Leber Magen Darm. 1993 Sep;23(5):186-92.
Enzymes of the cytochrome P450 family play a key role in xenobiotic and thus drug metabolism. The H+,K(+)-ATPase blocker, omeprazole, has been reported to inhibit (subfamily P450IIC) or induce (P450IA) this system. The slower metabolic elimination of diazepam, warfarin und phenytoin is probably due to omeprazole competition for P450IIC; however, this effect was rather negligible in magnitude and not reproducible in each case. Also induction of P450IA was only minor; it resulted in no (theophylline) or trivial changes (caffeine) in elimination of drugs metabolized by this subfamily. Concerns about a possible increase in activation of procarcinogens by P450IA appear illfounded, given the fact that cruciferous vegetables such as broccoli and Brussels sprouts are potent inducers but may rather be associated with a lower incidence of certain types of cancer.
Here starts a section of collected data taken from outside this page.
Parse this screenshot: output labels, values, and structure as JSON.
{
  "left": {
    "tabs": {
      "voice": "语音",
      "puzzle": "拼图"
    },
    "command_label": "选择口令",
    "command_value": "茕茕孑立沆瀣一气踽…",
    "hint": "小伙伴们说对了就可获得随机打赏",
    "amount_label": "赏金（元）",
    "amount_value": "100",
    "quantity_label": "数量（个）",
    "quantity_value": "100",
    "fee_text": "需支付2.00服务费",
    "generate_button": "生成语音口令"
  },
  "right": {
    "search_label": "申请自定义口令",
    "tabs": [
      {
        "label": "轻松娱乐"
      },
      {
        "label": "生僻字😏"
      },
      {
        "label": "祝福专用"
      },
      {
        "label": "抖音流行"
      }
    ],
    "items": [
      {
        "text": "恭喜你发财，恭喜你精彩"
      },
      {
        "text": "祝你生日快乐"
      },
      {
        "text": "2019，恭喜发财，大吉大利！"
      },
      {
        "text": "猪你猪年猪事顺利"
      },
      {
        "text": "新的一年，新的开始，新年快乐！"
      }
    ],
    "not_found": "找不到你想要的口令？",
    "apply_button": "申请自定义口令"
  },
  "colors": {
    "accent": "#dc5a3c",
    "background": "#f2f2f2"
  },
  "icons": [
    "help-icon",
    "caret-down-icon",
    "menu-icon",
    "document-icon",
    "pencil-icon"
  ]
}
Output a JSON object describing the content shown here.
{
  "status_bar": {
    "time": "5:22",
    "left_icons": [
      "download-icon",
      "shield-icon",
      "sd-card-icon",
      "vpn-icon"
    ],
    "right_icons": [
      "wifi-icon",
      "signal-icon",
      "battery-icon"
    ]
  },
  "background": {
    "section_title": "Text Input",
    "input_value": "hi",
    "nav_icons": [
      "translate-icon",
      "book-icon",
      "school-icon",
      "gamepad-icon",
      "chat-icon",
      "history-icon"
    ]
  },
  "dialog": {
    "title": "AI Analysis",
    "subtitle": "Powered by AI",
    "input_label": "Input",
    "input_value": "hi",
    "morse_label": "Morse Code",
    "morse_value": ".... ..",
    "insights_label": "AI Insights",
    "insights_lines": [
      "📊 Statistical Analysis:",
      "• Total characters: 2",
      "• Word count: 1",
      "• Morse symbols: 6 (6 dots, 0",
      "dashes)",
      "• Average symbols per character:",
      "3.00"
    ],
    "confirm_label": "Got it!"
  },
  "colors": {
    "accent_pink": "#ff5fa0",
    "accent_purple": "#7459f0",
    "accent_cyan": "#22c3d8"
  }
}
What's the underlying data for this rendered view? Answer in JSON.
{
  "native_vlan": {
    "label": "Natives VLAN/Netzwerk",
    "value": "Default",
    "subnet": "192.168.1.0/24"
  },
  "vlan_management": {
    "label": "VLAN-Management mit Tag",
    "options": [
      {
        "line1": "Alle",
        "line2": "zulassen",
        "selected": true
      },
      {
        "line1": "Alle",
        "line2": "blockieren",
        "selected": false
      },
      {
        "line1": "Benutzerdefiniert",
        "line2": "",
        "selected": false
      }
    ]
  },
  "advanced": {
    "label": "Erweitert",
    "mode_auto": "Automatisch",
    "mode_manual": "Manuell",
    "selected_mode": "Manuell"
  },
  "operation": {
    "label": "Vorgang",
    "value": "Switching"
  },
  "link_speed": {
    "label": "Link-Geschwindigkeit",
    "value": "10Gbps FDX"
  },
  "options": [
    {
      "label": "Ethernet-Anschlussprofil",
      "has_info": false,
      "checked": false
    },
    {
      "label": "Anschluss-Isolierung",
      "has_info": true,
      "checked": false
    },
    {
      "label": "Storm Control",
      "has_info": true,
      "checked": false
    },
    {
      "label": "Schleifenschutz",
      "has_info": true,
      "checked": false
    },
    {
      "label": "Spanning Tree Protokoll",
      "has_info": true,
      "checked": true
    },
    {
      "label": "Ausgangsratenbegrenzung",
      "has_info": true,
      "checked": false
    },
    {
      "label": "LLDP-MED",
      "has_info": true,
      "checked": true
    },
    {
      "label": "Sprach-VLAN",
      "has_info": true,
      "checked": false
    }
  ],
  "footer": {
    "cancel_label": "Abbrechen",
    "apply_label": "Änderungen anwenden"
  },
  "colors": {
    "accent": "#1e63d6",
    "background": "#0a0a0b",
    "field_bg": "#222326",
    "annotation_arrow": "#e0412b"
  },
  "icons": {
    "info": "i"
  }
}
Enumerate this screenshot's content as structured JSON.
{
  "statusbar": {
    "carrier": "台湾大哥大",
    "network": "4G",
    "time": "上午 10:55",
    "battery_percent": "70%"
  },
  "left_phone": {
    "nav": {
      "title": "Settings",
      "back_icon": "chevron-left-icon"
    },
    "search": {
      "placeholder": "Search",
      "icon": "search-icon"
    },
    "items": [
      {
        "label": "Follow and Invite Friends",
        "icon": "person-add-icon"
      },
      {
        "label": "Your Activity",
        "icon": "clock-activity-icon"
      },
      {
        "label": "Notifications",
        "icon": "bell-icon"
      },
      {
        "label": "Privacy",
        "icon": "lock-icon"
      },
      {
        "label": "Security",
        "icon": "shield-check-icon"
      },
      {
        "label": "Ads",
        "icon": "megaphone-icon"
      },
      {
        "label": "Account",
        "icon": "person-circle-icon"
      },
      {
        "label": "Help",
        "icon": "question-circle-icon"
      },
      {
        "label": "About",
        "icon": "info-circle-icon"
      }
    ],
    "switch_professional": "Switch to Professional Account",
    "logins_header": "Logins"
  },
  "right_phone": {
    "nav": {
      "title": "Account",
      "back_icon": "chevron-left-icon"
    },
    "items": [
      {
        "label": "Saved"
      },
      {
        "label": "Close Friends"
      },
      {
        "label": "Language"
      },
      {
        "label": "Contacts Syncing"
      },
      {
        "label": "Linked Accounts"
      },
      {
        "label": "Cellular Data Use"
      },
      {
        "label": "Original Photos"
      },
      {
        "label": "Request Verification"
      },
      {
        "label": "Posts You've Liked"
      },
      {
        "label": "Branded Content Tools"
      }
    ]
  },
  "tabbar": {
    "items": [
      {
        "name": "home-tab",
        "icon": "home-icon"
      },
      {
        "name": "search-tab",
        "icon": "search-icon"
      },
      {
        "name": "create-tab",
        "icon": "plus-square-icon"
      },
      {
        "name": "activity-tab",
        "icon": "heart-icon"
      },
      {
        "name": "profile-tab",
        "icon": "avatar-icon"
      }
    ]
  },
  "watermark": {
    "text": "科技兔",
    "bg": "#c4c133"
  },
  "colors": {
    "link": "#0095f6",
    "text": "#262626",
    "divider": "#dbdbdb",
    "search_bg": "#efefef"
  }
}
细胞色素P450家族的酶在异源物质以及药物代谢中起关键作用。据报道,H⁺,K⁺-ATP酶阻滞剂奥美拉唑可抑制(P450IIC亚家族)或诱导(P450IA)该系统。地西泮、华法林和苯妥英钠代谢消除减慢可能是由于奥美拉唑与P450IIC竞争;然而,这种效应在程度上相当微不足道,且并非在每种情况下都可重现。P450IA的诱导作用也很轻微;它对该亚家族代谢的药物消除没有影响(茶碱)或仅有轻微变化(咖啡因)。鉴于西兰花和抱子甘蓝等十字花科蔬菜是强效诱导剂,但可能与某些类型癌症的较低发病率相关,因此关于P450IA可能增加致癌物前体活化的担忧似乎没有根据。